Off the Beat: Bruce Byfield's Blog
I've known for several years that development of Adobe's Flash player for Linux has ended except for service updates. In the last couple of months, though, maintaining it on my Debian system has become a series of rear guard actions. Each time I update my system with the last minor release, all is well -- then after a couple of weeks, Iceweasel (Debian's unbranded version of Firefox) fills every web page is full of notices that Flash needs to be updated again. The trouble is, I've installed the latest update in the repository, and I can't update.
I suppose that Mozilla means well. Updates can help to make a system secure, and by most estimates Linux accounts for only a percent or two or users. Still, would it kill Mozilla to add a line or two making an exception for Linux? To be constantly told to update and be unable to is -- no question -- a tantalizing form of daily cruelty.
Even more to the point, it's not exactly a way to win or retain users. I doubt, too, if advertisers would appreciate knowing that Mozilla is making their ads invisible to some viewers.
Oh, I know there are workarounds. I can go to Iceweasel's about:config page, and set plugins.update.notifyUser to false, but there are always sites willing to take up where Mozilla left off and notify me that I have an outdated version on their own account. A few even decline to let me view their precious contents.
I could also install Gnash, the GNU Project's attempt to provide a free version of Flash. But the latest version of Gnash in the Debian repositories doesn't work on most of the videos on Youtube, which is a bad omen. More importantly, in my experience using Gnash means exchanging the problem with Flash for a similar one; in the past, Gnash has frequently worked one day and failed the next day.
Alternatively, I can switch back to Chromium, which does contain a current version of Flash -- or, at least, one current enough that most sites will condescend to let me read them. I prefer Iceweasel / Firefox, but in this case, my preference in applications may yet take second place to my dislike of being nagged about something I can do nothing about.
Yet, strangely, I may not do anything. In fact, I seem to coming around to the conclusion that the nagging may actually be something to appreciate.
I mean, let's be honest: most of the Flash content on the web is extraneous. Much of it is ads, and a good deal more of it is cute content of kittens, episodes of TV that I didn't bother with when they were first aired, or news clips that take longer to load than I take to read their transcriptions. It's been over a decade since Flash was considered something to marvel at in its own right.
Thanks to the need to add an exception (and, for security reasons, I prefer a temporary exception to a permanent one), I find myself thinking twice about whether I really want to bother with such material. I don't mind fluff, at least in some moods or maybe as a reward for a day's work, but there's no doubt that it is a distraction at other times.

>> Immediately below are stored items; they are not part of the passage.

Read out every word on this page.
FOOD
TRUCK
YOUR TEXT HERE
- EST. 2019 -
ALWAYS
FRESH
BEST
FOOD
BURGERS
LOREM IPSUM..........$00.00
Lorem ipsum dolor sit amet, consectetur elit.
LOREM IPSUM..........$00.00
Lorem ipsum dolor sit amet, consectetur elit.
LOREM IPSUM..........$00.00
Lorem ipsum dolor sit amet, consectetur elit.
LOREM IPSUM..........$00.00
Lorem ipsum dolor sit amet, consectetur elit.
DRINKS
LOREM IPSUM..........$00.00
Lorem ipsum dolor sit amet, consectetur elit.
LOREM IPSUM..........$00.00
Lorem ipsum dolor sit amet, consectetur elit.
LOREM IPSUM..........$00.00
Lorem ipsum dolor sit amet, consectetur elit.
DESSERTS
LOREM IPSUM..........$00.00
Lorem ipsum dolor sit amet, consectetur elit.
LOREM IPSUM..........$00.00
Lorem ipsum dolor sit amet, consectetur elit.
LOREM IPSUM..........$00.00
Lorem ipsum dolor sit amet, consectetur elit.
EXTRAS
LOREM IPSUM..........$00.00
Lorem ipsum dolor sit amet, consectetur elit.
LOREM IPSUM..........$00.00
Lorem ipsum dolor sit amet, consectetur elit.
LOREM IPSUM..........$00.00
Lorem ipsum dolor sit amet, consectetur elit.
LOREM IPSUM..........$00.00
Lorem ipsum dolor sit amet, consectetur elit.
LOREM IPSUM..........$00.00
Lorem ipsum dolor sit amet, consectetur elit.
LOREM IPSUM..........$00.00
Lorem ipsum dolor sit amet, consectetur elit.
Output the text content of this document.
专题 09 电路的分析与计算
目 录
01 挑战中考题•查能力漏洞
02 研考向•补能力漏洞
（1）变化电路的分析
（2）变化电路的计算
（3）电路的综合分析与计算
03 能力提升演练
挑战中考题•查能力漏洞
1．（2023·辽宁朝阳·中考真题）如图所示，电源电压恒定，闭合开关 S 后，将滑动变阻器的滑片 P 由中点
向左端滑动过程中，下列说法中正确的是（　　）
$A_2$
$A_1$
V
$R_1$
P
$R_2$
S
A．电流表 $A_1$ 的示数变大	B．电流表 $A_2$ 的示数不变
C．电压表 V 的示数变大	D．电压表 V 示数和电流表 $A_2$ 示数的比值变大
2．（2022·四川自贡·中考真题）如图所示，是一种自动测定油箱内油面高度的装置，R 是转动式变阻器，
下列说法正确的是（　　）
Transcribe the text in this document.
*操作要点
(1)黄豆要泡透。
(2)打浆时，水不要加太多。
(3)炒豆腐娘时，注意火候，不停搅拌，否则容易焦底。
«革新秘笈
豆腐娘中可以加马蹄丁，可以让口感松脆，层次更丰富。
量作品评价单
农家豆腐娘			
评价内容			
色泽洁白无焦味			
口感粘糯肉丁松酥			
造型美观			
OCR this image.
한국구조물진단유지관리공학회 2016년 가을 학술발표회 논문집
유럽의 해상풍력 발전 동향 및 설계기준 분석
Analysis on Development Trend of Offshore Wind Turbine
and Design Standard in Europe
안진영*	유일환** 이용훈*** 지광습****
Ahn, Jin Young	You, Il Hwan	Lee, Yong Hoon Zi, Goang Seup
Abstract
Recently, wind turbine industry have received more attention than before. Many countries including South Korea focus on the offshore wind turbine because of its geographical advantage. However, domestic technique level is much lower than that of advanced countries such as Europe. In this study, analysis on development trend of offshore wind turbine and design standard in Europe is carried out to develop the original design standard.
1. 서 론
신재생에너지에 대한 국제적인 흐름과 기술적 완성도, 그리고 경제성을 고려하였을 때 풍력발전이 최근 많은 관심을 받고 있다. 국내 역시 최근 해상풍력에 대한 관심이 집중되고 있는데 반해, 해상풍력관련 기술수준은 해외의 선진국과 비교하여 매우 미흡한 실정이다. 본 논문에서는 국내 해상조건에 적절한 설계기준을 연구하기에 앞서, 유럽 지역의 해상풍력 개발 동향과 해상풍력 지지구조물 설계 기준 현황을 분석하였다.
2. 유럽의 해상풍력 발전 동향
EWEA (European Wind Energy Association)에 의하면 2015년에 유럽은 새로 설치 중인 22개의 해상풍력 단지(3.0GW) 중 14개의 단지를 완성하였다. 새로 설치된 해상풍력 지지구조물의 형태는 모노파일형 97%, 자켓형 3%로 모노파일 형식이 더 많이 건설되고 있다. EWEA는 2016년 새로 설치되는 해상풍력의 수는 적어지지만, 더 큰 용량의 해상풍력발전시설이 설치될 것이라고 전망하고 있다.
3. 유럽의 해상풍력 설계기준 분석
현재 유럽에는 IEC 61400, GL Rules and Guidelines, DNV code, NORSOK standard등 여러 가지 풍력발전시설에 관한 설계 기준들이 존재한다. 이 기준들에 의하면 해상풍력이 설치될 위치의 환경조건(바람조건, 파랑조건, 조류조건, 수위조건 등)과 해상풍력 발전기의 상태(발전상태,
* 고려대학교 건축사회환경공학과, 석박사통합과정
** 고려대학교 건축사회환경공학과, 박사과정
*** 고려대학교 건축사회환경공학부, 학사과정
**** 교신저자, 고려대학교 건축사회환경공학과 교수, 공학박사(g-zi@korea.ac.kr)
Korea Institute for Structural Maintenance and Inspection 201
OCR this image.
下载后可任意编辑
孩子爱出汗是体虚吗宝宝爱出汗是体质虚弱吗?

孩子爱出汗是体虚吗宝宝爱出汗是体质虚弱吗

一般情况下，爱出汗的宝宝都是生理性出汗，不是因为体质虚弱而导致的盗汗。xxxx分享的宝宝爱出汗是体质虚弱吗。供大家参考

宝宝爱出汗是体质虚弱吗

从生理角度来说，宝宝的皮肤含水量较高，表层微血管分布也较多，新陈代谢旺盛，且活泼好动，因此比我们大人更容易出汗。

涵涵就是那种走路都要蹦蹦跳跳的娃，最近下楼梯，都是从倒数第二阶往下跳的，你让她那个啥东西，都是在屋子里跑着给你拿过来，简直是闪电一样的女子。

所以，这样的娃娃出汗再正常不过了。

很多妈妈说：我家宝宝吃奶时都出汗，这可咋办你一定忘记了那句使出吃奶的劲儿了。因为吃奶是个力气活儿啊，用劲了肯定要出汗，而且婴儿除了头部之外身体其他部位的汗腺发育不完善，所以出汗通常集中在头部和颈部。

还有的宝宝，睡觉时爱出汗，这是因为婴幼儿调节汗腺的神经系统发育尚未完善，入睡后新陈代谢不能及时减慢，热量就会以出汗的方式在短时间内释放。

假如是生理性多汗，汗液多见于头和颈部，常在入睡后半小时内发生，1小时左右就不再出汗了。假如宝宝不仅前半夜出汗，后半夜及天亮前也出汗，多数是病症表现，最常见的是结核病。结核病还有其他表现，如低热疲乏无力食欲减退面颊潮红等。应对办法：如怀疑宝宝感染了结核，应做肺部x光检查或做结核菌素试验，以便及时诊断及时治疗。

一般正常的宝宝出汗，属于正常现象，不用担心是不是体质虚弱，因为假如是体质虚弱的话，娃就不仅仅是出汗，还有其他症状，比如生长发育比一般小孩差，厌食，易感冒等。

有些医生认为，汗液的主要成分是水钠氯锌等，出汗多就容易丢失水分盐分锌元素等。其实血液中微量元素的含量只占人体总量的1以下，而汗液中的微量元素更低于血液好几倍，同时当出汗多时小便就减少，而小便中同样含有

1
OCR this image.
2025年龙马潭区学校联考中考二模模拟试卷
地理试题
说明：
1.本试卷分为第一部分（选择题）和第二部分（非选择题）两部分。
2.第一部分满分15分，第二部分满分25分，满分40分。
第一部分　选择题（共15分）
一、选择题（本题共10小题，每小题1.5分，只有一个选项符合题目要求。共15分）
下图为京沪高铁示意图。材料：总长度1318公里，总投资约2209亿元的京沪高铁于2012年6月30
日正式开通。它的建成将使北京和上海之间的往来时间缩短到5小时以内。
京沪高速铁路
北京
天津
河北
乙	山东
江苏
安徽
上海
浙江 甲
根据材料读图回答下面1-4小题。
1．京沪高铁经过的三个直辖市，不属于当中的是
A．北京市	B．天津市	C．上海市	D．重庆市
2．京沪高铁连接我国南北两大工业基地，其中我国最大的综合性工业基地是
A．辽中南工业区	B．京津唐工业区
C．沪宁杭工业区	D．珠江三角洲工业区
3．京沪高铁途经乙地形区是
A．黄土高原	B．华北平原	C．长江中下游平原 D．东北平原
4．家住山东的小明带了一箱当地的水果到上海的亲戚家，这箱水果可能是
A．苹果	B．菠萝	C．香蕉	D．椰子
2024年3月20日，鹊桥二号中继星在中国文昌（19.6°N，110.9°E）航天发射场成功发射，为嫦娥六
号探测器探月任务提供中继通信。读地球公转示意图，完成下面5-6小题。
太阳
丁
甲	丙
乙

Having to think twice reminds me that it is a distraction. More often than not, I decide I can live without this kind of content, and return to what I was doing. I have no way of measuring, but I suspect that I waste less time and have become more productive -- and all because of the annoyance of the security notices.
The simple solution
Once, I used to wish that Gnash would become consistently useable. Over the last decade, I've constantly advised clients not to over-use Flash. More recently, I've been hoping that the adoption of HTML5 would speed up, so that Flash would become obsolete, replaced by an open standard.
Now, however, I am telling myself that I should have followed more of a free software philosophy, and avoided the proprietary Flash, no matter how convenient it seemed at the time. But I was curious about what people were talking about, and afraid of missing out. So I created an exception for my conscience, and rationalized it with feeble excuses.
It's not like I didn't know the score -- after all, Debian's package for fetching the latest version is flashplugin-nonfree, which always tipped me off.
Under these circumstances, poetic justice seems to have been done in the fact that it took reduced access to Flash to make me appreciate that I can usually live perfectly well without it. So maybe my solution is to uninstall Flash altogether.